Let Edges(a..b,c..d) (b≤c) be the number of bits on the tape accessed in interval c..d that were last modified during a..b (the count is per access rather than per address; a bit at a single address may get counted multiple times). In the algorithm, let Edges(a..c) = c-a in the base case and Edges(a..c) = Edges(a..b) + Edges(b..c) + Edges(a..b,b..c) in the recursive case. Edges(a..c) is Θ(c-a) (actually, c-a ≤ Edges(a..c) ≤ 2*(c-a)) because each bit read access corresponds to one edge. Thus, for some constant k<1 (if b is the midpoint, k = 2/3+epsilon), max(Edges(a..b), Edges(b..c)) < k*Edges(a..c).

In addition to edges, we also have to store the internal state (and input head location).
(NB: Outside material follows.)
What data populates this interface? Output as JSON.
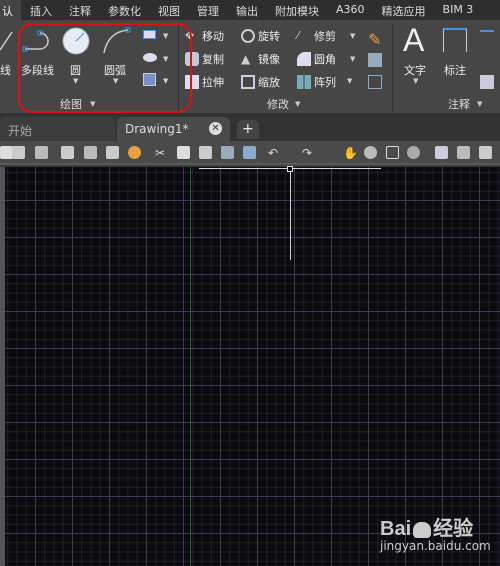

However, our stopping condition ensures that we do not have to store too many copies of the internal state simultaneously: (number of intervals) * (internal state size) is below our space bound.

We now write the recurrence relations, expressing space bounds in terms of the number of edges: Let x = Edges(a..c), d = Edges(a..b,b..c)/x, and assume that Space/Edges is at most ε for both subproblems. Space(a..c) = min(space using A, space using B) ≤ x*min((1-d)*ε, ε*k + d*(lg(1/d)+O(1))) (where, as noted above, k<1 is a constant). Space(a..c)/x ≤ ε*min(1-d, k+d/ε*(lg(1/d)+O(1))) For each value of ε, this is less than ε (since k<1), so as recursion depth increases, ε→0. The worst case behavior is when d is selected such that both sides are equal, which leads to d = Θ(ε/log ε) and Space(a..c)/x = ε*(1-Θ(ε/log ε)). After i iterations, 1/ε becomes Θ(i/log i). Since the recursion depth i is Θ(log n), the total space usage is O(n*log log n/log n), which completes the proof.

**Notes:**

* In the simulation, we can arrange that we only access the input bits that are used by the simulated machine (but we access those bits many times).

* Also, we can allow the internal storage to be a black box as long as the simulation is given access to it, and with the ability to read and set the black box state. We can ensure that the simulator only uses those states of the black box that would have been used by the simulated machine.

**References:**

W. J. Paul, R. Reischuk, "On time versus space II", 20th Annual Symposium on Foundations of Computer Science, 1979.

Joseph Y. Halpern, Michael C. Loui, Albert R. Meyer and Daniel Weise, "On Time versus Space III", Theory of Computing Systems, Volume 19, Number 1 (1986).